The most common type of fraud at nonprofits is embezzlement, when a person having rightful control of real or personal property makes unlawful use of it without the owner's consent. The least common is financial statement fraud. So, we are going to focus on embezzlement, which can take a number of forms:
Skimming involves removing cash from an entity prior to its entry into an accounting system. Money is stolen before it is recorded, so there is no direct audit trail. Cash and checks collected at fundraisers and membership events, for example, can be taken right after collection.
Cash larceny is the intentional taking of an employer's cash or checks without consent or against the will of the employer. If someone has access to deposits, for example, they may take cash or checks and deposit them in a personal account instead of the company's account. Alternatively, multiple bank accounts can be set up to divert funds, or to cut a check from one account to another. At the most rudimentary level, cash or checks received for member or user access fees could be removed from a cash register or drawer.
Examples of payroll and billing fraud abound: Perpetrators will replicate an organization's payroll checks and cash them. Others will submit–and be paid for–bogus expense reports through a nonprofit to which they are affiliated.
The importance of cash management internal controls
The best way to confront skimming or cash larceny – and any form of fraud – is to prevent it from happening in the first place and, to this end, internal controls are the chief tools used. Generally, this is a process designed to provide reasonable assurance that an environment will not readily enable fraud. Controls promote efficient operations, ensure reliable financial reporting, and help maintain compliance with laws and regulations.
In the case of skimming, which is the toughest fraud to prevent, controls include procedures dictating a separation of duties between those who receive payments and those who can post ledger entries.

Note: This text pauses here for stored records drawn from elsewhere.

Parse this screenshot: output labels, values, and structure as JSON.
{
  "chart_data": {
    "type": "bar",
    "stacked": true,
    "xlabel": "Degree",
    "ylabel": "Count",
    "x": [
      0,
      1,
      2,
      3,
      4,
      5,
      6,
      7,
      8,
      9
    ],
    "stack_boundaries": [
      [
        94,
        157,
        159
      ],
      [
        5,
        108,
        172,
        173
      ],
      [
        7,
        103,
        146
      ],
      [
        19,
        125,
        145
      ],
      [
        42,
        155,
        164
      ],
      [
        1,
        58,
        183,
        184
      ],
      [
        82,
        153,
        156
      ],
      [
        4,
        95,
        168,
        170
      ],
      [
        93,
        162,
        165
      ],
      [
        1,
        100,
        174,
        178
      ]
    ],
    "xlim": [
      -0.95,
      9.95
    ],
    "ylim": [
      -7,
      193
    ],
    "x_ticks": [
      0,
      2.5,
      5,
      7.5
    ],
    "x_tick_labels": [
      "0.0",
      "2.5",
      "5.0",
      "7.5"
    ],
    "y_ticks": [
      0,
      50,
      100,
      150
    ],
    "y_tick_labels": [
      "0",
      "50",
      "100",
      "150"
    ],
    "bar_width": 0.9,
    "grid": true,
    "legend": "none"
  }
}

In addition, public transparency procedures, such as letting donors know to expect thank you letters and receipts for their contributions, will discourage those who want to take any funds “off the top.” Using multipart, numbered receipts, accepting only checks and credit cards, or making use of a cash register to record transactions are other best practices.
To prevent cash larceny, there are a number of basic controls nonprofits can put in place, including:
- Daily cash reconciliations
- Accountability for cash drawer balances (and consequences if there are continued overages or shortages)
- Assignment rotation and mandatory vacations
- Surprise cash counts
As mentioned above, segregation of duties is another important fraud control. By having several people responsible for different parts of a process, it can be much more difficult for someone to embezzle funds. One person may handle custody (the physical ability to possess assets); another may have authorization (of transactions); and a third may handle recording (tracking payments and entering them in a general ledger).
The benefits of segregation of duties can be overcome through collusion–when more than one party commits fraud together–but this approach makes complicity much more difficult to achieve. In nonprofits, where lean staffing may make it difficult to segregate duties, oversight by someone not directly involved in an activity may be needed instead.
Seeking objective assistance
One of the best ways to prevent fraud from the outset is to have the right controls and processes in place. Specialists from outside the organization knowledgeable in nonprofit fraud prevention can provide advice on the design of controls and review those that are already in place. In addition, they can share leading practices in internal controls from their experience with other nonprofits. This approach can provide an impartial assessment of an organization's fraud risk.
If fraud has already been committed and detected, outside consultants can suggest ways to reduce future risk. They also can lead forensic investigations to determine the fraud's extent, how it was perpetrated and can often find evidence that can be used in prosecution.
Life after fraud
While only 14 percent of organizations recovered all of their losses in the ACFE's report cited above–and a sobering 58 percent recovered nothing–there is still quite a lot to be hopeful about. By educating all employees and volunteers about the potential for fraud and having simple but effective controls in place, nonprofits can feel more confident that the mission they are committed to is the one that they can continue to pursue.